The van will sit on the side of the road with cameras mounted inside to snap photos of traffic violators.
Police will test the van's systems for one week starting Aug. 15. They'll also use that time to get the word out about photo enforcement so drivers won't be caught by surprise.
Starting Aug. 22, the mobile van will target school zones, accident-prone intersections and areas where people have indicated motorists drive recklessly or too fast, said Lt. Mike Pryor, commander of the Police Department's traffic division.
It will be deployed mainly in school zones, Pryor said.
Mayor and City Council aides got a peek at the van Friday. "The goal is to reduce the amount of speeding and red-light running in Tucson. We have too much of that," said Andrew Greenhill, Mayor Bob Walkup's chief of staff.
Last fall, the council asked police to study the effectiveness of using photo enforcement.
Pryor said traffic officials looked at cities throughout the United States, including the Phoenix area. They found the technology discourages speeding and reduces the number of major-injury collisions in intersections.
In January the council approved a yearlong pilot program for photo enforcement, which includes the mobile radar van and eight red-light cameras positioned at intersections where collisions frequently occur.

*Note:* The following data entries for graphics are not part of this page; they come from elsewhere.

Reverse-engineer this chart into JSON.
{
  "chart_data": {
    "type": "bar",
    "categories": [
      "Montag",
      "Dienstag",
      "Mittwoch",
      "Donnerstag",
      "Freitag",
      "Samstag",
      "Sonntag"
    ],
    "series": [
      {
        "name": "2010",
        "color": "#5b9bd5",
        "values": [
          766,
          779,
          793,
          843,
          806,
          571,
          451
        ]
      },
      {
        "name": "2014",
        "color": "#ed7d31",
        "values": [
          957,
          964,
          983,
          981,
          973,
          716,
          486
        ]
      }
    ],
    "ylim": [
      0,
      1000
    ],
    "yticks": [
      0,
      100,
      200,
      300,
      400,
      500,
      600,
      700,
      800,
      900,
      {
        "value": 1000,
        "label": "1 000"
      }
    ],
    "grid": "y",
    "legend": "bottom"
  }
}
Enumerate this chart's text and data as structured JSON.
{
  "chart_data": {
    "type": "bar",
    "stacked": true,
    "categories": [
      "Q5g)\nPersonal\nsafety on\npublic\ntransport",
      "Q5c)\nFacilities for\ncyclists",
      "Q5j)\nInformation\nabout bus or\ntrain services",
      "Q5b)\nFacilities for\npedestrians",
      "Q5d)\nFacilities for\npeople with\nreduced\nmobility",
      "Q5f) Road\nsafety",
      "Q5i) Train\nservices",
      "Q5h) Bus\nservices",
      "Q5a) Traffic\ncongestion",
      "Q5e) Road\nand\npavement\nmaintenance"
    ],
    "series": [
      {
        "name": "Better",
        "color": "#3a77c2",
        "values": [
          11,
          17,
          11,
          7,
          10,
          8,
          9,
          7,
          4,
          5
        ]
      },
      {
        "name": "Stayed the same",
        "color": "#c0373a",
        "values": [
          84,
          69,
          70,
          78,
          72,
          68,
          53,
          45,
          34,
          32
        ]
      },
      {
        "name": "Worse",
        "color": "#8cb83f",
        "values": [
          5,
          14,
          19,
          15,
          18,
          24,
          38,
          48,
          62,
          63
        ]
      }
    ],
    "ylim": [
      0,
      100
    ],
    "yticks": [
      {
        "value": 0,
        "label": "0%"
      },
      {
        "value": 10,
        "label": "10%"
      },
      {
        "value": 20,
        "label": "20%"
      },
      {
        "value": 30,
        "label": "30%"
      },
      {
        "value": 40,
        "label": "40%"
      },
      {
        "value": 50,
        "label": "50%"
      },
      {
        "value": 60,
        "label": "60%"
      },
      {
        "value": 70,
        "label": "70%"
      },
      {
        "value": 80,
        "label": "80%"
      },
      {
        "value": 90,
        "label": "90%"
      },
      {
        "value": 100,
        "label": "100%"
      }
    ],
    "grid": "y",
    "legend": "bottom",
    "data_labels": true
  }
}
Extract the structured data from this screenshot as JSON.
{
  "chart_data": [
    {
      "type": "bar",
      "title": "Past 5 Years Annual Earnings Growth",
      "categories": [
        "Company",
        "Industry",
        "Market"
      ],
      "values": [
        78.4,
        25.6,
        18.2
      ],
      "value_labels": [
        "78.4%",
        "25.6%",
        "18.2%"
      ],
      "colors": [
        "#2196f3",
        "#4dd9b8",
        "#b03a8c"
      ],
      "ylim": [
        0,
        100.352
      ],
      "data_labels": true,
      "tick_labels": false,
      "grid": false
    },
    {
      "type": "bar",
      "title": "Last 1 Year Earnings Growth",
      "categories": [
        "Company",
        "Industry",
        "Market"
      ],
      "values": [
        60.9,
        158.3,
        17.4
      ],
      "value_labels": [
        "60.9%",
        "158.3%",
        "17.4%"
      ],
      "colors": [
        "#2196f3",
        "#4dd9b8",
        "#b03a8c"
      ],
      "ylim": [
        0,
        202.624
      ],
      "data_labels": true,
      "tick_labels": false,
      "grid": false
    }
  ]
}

Pryor could not yet say where those cameras will be.
At town hall meetings residents expressed concerns about privacy violations, Greenhill said. But the cameras will be activated only when a violation takes place, which alleviates some of those concerns, he said.
When a violation is detected, a photo of the violator and the vehicle's license number will be sent to American Traffic Solutions Inc., which owns the enforcement van.
The license number will be used to track the registered owner. If the photo matches the gender of the registered owner, a citation will be sent telling the person to pay the fine, identify the violator or schedule an appearance in court.
If someone says he or she wasn't the one driving the car and can prove it with a license photocopy, the citation will be dropped, Pryor said. The person has no legal obligation to identify the person in the photo.
Of the citations sent in Arizona, 65 to 70 percent are adjudicated, which means the violator admits wrongdoing and pays the fine or attends defensive-driving school, said Bill Burke, American Traffic Solutions' program manager in Tucson.
Pryor could not say how much the pilot program will cost the city because it hinges on the number of citations that are sent.
When a violation is paid, American Traffic Solutions gets $33.50 if the citation is generated by the van and $35 if it's generated by red-light cameras.
Speeding violations can cost the offender $147 to $357, depending on how fast the driver is going, and red-light violations can cost $273, Tucson police say.
Pryor and Greenhill emphasized that photo enforcement won't be a revenue generator for the city.
"This is a public-safety issue," Greenhill said.
The van's location will be made clear to the public with signs that indicate motorists are entering a photo-enforcement zone, said Sgt. Decio Hopffer, a Tucson Police Department spokesman.
Once the red-light cameras are installed, their locations will be posted on the Tucson Police Department's Web site.